Graphics. All of these should be done using two primitives: putpixel() and getpixel():

  • simples: horizontal line, vertical line, rectangle, filled rectangle, thick line
  • harder: line between two points, line by one point and angle, circle and filled circle, anti-aliasing drawing for line and circle, draw polygon by it's vertices, flood-fill, rotate square
  • complicated: duplicate part of screen with support of alpha channel and color key, mirror part of screen, rotate texture (with arbitrary center), scale texture, pixel blurring after scaling, mirror using guiding line

Psychology:

  • implement SRS tool like Anki or Memrise
  • implement Schulte test
  • implement "Organization of Dot" training puzzle generator
  • implement Corsi block test
  • implement N-Back

Though you wanted some large project, so you can combine several of above into one big project. You may also add topics like "databases" to some of those (the psychology ones -- store all the data in shared DB). The "visualize" are pretty hard projects too.

The big idea for these projects is to ignite more ideas after implementation done.

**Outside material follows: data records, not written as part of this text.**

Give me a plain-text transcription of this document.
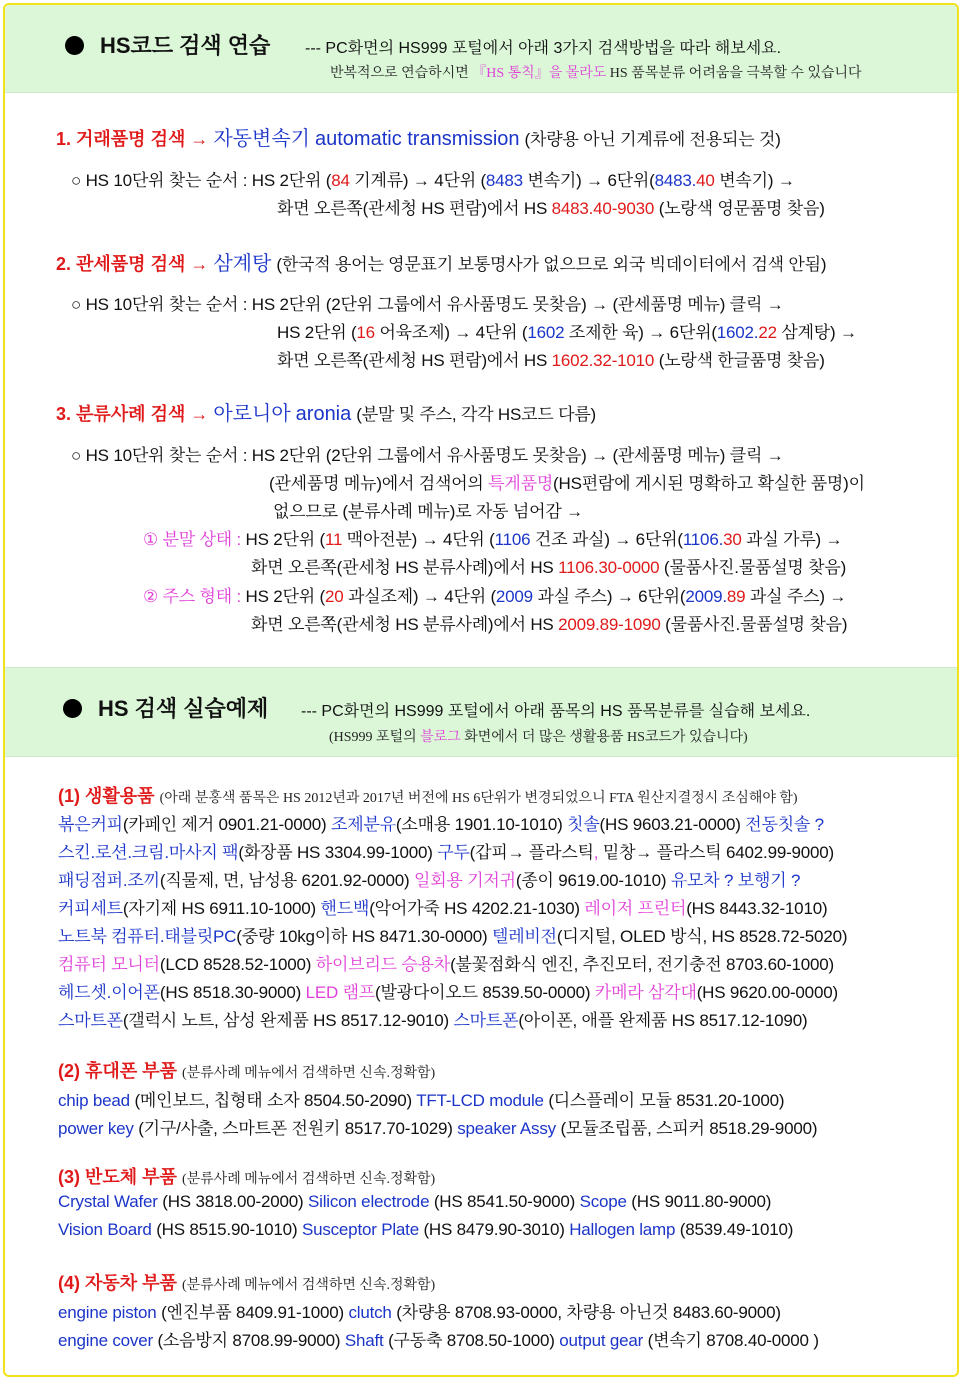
HS코드 검색 연습 --- PC화면의 HS999 포털에서 아래 3가지 검색방법을 따라 해보세요.
반복적으로 연습하시면 『HS 통칙』을 몰라도 HS 품목분류 어려움을 극복할 수 있습니다
1. 거래품명 검색 → 자동변속기 automatic transmission (차량용 아닌 기계류에 전용되는 것)
○ HS 10단위 찾는 순서 : HS 2단위 (84 기계류) → 4단위 (8483 변속기) → 6단위(8483.40 변속기) →
화면 오른쪽(관세청 HS 편람)에서 HS 8483.40-9030 (노랑색 영문품명 찾음)
2. 관세품명 검색 → 삼계탕 (한국적 용어는 영문표기 보통명사가 없으므로 외국 빅데이터에서 검색 안됨)
○ HS 10단위 찾는 순서 : HS 2단위 (2단위 그룹에서 유사품명도 못찾음) → (관세품명 메뉴) 클릭 →
HS 2단위 (16 어육조제) → 4단위 (1602 조제한 육) → 6단위(1602.22 삼계탕) →
화면 오른쪽(관세청 HS 편람)에서 HS 1602.32-1010 (노랑색 한글품명 찾음)
3. 분류사례 검색 → 아로니아 aronia (분말 및 주스, 각각 HS코드 다름)
○ HS 10단위 찾는 순서 : HS 2단위 (2단위 그룹에서 유사품명도 못찾음) → (관세품명 메뉴) 클릭 →
(관세품명 메뉴)에서 검색어의 특게품명(HS편람에 게시된 명확하고 확실한 품명)이
없으므로 (분류사례 메뉴)로 자동 넘어감 →
① 분말 상태 : HS 2단위 (11 맥아전분) → 4단위 (1106 건조 과실) → 6단위(1106.30 과실 가루) →
화면 오른쪽(관세청 HS 분류사례)에서 HS 1106.30-0000 (물품사진.물품설명 찾음)
② 주스 형태 : HS 2단위 (20 과실조제) → 4단위 (2009 과실 주스) → 6단위(2009.89 과실 주스) →
화면 오른쪽(관세청 HS 분류사례)에서 HS 2009.89-1090 (물품사진.물품설명 찾음)
HS 검색 실습예제 --- PC화면의 HS999 포털에서 아래 품목의 HS 품목분류를 실습해 보세요.
(HS999 포털의 블로그 화면에서 더 많은 생활용품 HS코드가 있습니다)
(1) 생활용품 (아래 분홍색 품목은 HS 2012년과 2017년 버전에 HS 6단위가 변경되었으니 FTA 원산지결정시 조심해야 함)
볶은커피(카페인 제거 0901.21-0000) 조제분유(소매용 1901.10-1010) 칫솔(HS 9603.21-0000) 전동칫솔 ?
스킨.로션.크림.마사지 팩(화장품 HS 3304.99-1000) 구두(갑피→ 플라스틱, 밑창→ 플라스틱 6402.99-9000)
패딩점퍼.조끼(직물제, 면, 남성용 6201.92-0000) 일회용 기저귀(종이 9619.00-1010) 유모차 ? 보행기 ?
커피세트(자기제 HS 6911.10-1000) 핸드백(악어가죽 HS 4202.21-1030) 레이저 프린터(HS 8443.32-1010)
노트북 컴퓨터.태블릿PC(중량 10kg이하 HS 8471.30-0000) 텔레비전(디지털, OLED 방식, HS 8528.72-5020)
컴퓨터 모니터(LCD 8528.52-1000) 하이브리드 승용차(불꽃점화식 엔진, 추진모터, 전기충전 8703.60-1000)
헤드셋.이어폰(HS 8518.30-9000) LED 램프(발광다이오드 8539.50-0000) 카메라 삼각대(HS 9620.00-0000)
스마트폰(갤럭시 노트, 삼성 완제품 HS 8517.12-9010) 스마트폰(아이폰, 애플 완제품 HS 8517.12-1090)
(2) 휴대폰 부품 (분류사례 메뉴에서 검색하면 신속.정확함)
chip bead (메인보드, 칩형태 소자 8504.50-2090) TFT-LCD module (디스플레이 모듈 8531.20-1000)
power key (기구/사출, 스마트폰 전원키 8517.70-1029) speaker Assy (모듈조립품, 스피커 8518.29-9000)
(3) 반도체 부품 (분류사례 메뉴에서 검색하면 신속.정확함)
Crystal Wafer (HS 3818.00-2000) Silicon electrode (HS 8541.50-9000) Scope (HS 9011.80-9000)
Vision Board (HS 8515.90-1010) Susceptor Plate (HS 8479.90-3010) Hallogen lamp (8539.49-1010)
(4) 자동차 부품 (분류사례 메뉴에서 검색하면 신속.정확함)
engine piston (엔진부품 8409.91-1000) clutch (차량용 8708.93-0000, 차량용 아닌것 8483.60-9000)
engine cover (소음방지 8708.99-9000) Shaft (구동축 8708.50-1000) output gear (변속기 8708.40-0000 )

Answered by danbst on June 15, 2021

There are some very good ideas in the answers but have you considered asking your learners to perform a simple task on a very large piece of code? For example, adding a new item to the GIMP about menu or changing the error messages the AWK compiler to include the date of compilation using __DATE__.

I feel that learners are too often presented with exemplar code and rarely with real world code that, for example, contain large sections of Fortran 77 mixed that call libraries of routines written in assembler commented in German.

Many of our lessons concentrate on the need to have well structured and documented code with helpful comments. It is only when confronted with modifying code that the importance of this becomes evident. There are practical difficulties with large software objects for which tools such as grep and sed are very handy, again the importance of this only comes from maintaining code not from writing it.

[ As an adjunct you could introduce your learners to the obfuscated C competition https://www.ioccc.org/ and ask them if they fancy maintaining some of that! ]

I find students really like this approach as they start with something that works e.g. an alpha-beta pruning draughts playing program written in pascal, over which they have rights to augment and modify. This gives the learners a sense of empowerment rather than a feeling that after 10 hours of work they can sort six numbers into order having written a program they know nobody will ever use.

I have also some specially written code for exercises which I have deliberately written to reflect some poor programming practices or code problems which illustrate why techniques for large software projects exist. I have variously, commented out large parts of the code; used #define statements in slightly misleading ways; used inconsistent interfaces etc. The aim then is to get the learners to form criticisms of the code.